Priya wants to go shopping. She started from her home \(A\) and travelled \(3 \ kms\) east and then, travelled \(4 \ kms\) north. Now, let us draw a diagrammatic representation of this scenario.
 
1.png
 
Now, how will you find the distance between the points \(A\) and \(C\)?
 
Obviously, from the figure, we can say that by applying the Pythagorean theorem, we can find the distance between the points \(A\) and \(C\).
 
That is \(AC = \sqrt{AB^2 + BC^2}\)
 
\(AC = \sqrt{3^2 + 4^2}\)
 
\(AC = 5 \ km\)
 
Suppose, if the points lie on the \(x\) - axis. Say for points \(A(0,0)\) and \(B(0,3)\). Then, the distance between the points \(A\) and \(B\) is \(AB = 3 - 0 = 3\).
 
2.png
 
Similarly, if the points lie on the \(y\) - axis, say for points \(C(0,1)\) and \(D(0,3)\).
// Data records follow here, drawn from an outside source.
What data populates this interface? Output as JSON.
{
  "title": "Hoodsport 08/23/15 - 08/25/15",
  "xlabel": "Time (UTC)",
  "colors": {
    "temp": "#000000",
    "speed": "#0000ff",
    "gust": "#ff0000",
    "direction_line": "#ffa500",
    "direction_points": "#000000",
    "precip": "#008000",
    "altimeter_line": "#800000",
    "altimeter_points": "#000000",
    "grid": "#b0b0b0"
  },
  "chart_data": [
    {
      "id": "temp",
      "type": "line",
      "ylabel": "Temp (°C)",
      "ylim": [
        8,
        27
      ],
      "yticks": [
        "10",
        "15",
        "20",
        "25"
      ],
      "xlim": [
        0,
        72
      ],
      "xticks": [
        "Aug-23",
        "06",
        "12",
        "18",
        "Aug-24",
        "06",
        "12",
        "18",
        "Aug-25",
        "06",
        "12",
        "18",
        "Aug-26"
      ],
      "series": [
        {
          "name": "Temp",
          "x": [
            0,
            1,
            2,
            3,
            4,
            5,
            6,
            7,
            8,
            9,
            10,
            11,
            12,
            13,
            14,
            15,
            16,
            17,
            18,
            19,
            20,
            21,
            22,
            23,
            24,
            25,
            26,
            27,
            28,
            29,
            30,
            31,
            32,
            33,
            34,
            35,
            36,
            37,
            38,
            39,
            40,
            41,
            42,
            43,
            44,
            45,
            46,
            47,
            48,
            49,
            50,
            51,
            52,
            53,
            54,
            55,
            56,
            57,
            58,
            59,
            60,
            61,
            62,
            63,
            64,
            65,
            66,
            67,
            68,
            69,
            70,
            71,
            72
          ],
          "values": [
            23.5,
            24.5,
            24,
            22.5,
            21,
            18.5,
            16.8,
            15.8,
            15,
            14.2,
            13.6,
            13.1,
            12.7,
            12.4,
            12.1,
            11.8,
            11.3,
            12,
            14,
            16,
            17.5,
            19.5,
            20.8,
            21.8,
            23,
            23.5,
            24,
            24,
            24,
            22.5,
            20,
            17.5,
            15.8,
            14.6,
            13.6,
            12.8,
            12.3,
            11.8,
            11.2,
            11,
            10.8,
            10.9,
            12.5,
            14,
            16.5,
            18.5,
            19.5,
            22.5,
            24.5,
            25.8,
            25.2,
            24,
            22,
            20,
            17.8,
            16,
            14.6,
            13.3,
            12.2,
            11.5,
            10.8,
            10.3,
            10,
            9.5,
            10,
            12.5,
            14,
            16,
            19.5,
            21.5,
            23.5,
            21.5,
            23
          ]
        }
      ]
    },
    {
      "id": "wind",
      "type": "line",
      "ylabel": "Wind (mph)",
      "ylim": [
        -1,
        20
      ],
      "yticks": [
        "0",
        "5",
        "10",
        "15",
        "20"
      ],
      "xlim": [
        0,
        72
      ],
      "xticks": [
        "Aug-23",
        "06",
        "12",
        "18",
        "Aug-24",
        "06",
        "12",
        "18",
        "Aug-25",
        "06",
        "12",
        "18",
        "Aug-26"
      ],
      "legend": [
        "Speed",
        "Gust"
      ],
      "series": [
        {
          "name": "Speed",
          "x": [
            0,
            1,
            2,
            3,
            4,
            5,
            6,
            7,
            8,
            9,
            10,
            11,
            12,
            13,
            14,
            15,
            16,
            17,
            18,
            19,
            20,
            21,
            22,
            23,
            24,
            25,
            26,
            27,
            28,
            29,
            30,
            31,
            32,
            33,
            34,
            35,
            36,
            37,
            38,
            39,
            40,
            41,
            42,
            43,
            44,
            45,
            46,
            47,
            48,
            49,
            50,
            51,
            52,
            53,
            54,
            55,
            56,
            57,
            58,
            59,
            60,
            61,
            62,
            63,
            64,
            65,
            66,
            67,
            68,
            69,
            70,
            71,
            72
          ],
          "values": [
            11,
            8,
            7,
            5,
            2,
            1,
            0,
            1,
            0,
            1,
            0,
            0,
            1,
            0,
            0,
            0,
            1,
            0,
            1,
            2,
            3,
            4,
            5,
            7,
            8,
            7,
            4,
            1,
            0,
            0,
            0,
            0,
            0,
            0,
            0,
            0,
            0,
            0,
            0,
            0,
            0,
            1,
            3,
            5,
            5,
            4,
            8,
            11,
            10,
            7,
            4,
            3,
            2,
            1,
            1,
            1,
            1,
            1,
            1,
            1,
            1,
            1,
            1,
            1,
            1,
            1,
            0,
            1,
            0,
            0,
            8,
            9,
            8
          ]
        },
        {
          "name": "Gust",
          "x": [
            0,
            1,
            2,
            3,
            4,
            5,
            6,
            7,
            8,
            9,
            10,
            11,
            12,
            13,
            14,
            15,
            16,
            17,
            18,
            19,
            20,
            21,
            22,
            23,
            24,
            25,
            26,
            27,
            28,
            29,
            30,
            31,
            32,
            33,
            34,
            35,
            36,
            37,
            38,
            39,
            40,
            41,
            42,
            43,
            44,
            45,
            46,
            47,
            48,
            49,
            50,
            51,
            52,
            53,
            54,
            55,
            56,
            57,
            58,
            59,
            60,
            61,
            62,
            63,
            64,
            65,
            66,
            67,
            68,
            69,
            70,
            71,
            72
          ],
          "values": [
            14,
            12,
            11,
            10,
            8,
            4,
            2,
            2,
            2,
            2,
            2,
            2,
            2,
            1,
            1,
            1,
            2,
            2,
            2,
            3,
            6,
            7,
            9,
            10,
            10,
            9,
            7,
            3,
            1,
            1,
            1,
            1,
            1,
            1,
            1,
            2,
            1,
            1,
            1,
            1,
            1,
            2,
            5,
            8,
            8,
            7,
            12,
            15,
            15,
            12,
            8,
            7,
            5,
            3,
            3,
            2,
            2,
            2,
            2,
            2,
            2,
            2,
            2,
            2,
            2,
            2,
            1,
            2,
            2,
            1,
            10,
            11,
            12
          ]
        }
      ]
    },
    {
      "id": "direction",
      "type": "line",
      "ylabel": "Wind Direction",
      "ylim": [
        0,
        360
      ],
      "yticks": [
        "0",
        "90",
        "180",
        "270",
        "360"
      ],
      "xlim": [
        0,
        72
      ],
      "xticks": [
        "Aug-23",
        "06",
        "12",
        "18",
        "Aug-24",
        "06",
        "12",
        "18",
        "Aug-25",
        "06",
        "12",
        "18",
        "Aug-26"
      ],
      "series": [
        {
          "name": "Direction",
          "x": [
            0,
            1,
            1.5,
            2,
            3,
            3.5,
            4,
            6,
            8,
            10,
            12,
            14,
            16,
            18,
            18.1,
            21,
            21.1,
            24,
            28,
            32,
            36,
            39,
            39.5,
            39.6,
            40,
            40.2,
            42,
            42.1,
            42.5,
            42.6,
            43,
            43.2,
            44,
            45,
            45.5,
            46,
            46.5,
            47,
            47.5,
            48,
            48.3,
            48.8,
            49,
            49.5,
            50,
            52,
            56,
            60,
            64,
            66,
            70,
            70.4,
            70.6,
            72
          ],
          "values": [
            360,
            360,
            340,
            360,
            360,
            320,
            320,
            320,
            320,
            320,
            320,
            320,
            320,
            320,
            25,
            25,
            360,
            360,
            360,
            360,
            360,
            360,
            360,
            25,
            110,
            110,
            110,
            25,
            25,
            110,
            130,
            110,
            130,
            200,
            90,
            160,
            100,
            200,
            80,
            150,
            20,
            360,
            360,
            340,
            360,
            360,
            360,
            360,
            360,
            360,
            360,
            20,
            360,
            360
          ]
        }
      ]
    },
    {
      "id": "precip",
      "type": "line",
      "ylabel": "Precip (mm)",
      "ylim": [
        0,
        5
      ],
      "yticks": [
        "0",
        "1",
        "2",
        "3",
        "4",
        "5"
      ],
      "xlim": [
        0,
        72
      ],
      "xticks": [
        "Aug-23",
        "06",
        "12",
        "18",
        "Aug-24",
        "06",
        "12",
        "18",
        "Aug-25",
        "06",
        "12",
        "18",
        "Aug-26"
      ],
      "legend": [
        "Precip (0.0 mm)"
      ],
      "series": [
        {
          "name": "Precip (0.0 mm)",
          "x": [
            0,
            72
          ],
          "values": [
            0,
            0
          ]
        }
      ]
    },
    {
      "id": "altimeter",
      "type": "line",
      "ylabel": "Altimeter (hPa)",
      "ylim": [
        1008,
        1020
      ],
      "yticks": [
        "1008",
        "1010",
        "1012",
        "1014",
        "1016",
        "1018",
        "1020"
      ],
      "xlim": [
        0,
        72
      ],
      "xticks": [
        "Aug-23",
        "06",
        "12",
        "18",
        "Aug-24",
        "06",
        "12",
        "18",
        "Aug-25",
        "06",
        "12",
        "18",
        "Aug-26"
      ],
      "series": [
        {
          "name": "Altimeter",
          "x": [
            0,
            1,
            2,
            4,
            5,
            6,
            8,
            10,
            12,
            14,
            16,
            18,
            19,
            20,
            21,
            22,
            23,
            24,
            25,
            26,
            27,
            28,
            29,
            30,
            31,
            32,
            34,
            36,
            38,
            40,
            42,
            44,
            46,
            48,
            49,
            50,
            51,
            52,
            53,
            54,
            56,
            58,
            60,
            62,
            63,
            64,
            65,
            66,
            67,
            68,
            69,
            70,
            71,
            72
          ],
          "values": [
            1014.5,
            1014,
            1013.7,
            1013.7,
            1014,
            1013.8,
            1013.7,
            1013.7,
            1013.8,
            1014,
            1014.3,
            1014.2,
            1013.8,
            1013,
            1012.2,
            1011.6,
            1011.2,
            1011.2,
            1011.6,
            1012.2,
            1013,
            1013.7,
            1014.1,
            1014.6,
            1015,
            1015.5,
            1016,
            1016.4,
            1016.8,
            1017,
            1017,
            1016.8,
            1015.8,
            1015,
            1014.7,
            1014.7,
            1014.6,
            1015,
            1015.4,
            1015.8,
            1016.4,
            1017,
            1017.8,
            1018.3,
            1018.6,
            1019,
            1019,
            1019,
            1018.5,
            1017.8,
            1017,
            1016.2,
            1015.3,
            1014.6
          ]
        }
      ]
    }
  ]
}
Then, the distance between \(C\) and \(D\) is \(CD = 3 - 1 = 2\)
 
3.png
 
Consider if the points are not on the coordinate axes. Say, for example, \(A(2,3)\) and \(B(3,4)\). Can you determine the distance between these two points.
 
Yes, we can find the distance using the Pythagorean theorem. Let us draw \(AP\) and \(BQ\) perpendicular to the \(x\) - axis. Also, draw \(AC\) perpendicular to \(BQ\). Now, the coordinates of \(P\) and \(Q\) are \((2,0)\) and \((3,0)\), respectively. Then, \(PA = QC = 3 \ units\), \(PQ = AC = 1 \ unit\) and \(BC = BQ - CQ = 4 - 3 = 1 \ unit\).
 
4.png
 
Now, by Pythagorean theorem, we have:
 
\(AB^2 = AC^2 + CB^2\)
 
\(AB^2 = 1^2 + 1^2\)
 
\(AB^2 = 2\)
 
\(AB = \sqrt{2}\)
Distance between any two points in a cartesian plane
Consider any two points \(P(x_1,y_1)\) and \(P(x_2,y_2)\). Draw \(PR\) perpendicular to \(OS\). Draw \(PT\) perpendicular to \(QS\). Then, \(OR = x_1\), \(OS = x_2\), \(RS = OS - OR = x_2 - x_1 = PT\)
 
\(SQ = y_2\), \(ST = PR = y_1\), \(QT = y_2 - y_1\)
 
Applying Pythagorean theorem, we have:
 
\(PQ^2 = PT^2 + TQ^2\)
 
\(PQ^2 = (x_2 - x_1)^2 + (y_2 - y_1)^2\)
 
\(PQ = \sqrt{(x_2 - x_1)^2 + (y_2 - y_1)^2}\)
 
Therefore, the distance between any two points can be determined using the formula \(d = \sqrt{(x_2 - x_1)^2 + (y_2 - y_1)^2}\).
 
Let us look at the following example.
 
Find the distance between the points given in the figure below.
 
 
Figure_2.svg
 
 
The coordinates of point \(A\)(\(x_1\), \(y_1\)) is (\(6\), \(4\)).
 
The coordinates of point \(B\)(\(x_2\), \(y_2\)) is (\(1\), \(-2\)).
 
\(x_1 = 6\)
 
\(x_2 = 1\)
 
\(y_1 = 4\)
 
\(y_2 = -2\)
 
Distance between the points \(A\) and \(B\) can be obtained using the distance formula.
 
\(\text{Distance} = \sqrt{(x_2 - x_1)^2 + (y_2 - y_1)^2}\)
 
\(= \sqrt{(1 - 6)^2 + (-2 - 4)^2}\)
 
\(= \sqrt{(-5)^2 + (-6)^2}\)
 
\(= \sqrt{25 + 36}\)
 
\(= \sqrt{61}\)
 
Important!
The distance of a point \(P(x,y)\) from the origin can be determined using the formula:
 
\(OP = \sqrt{x^2 + y^2}\)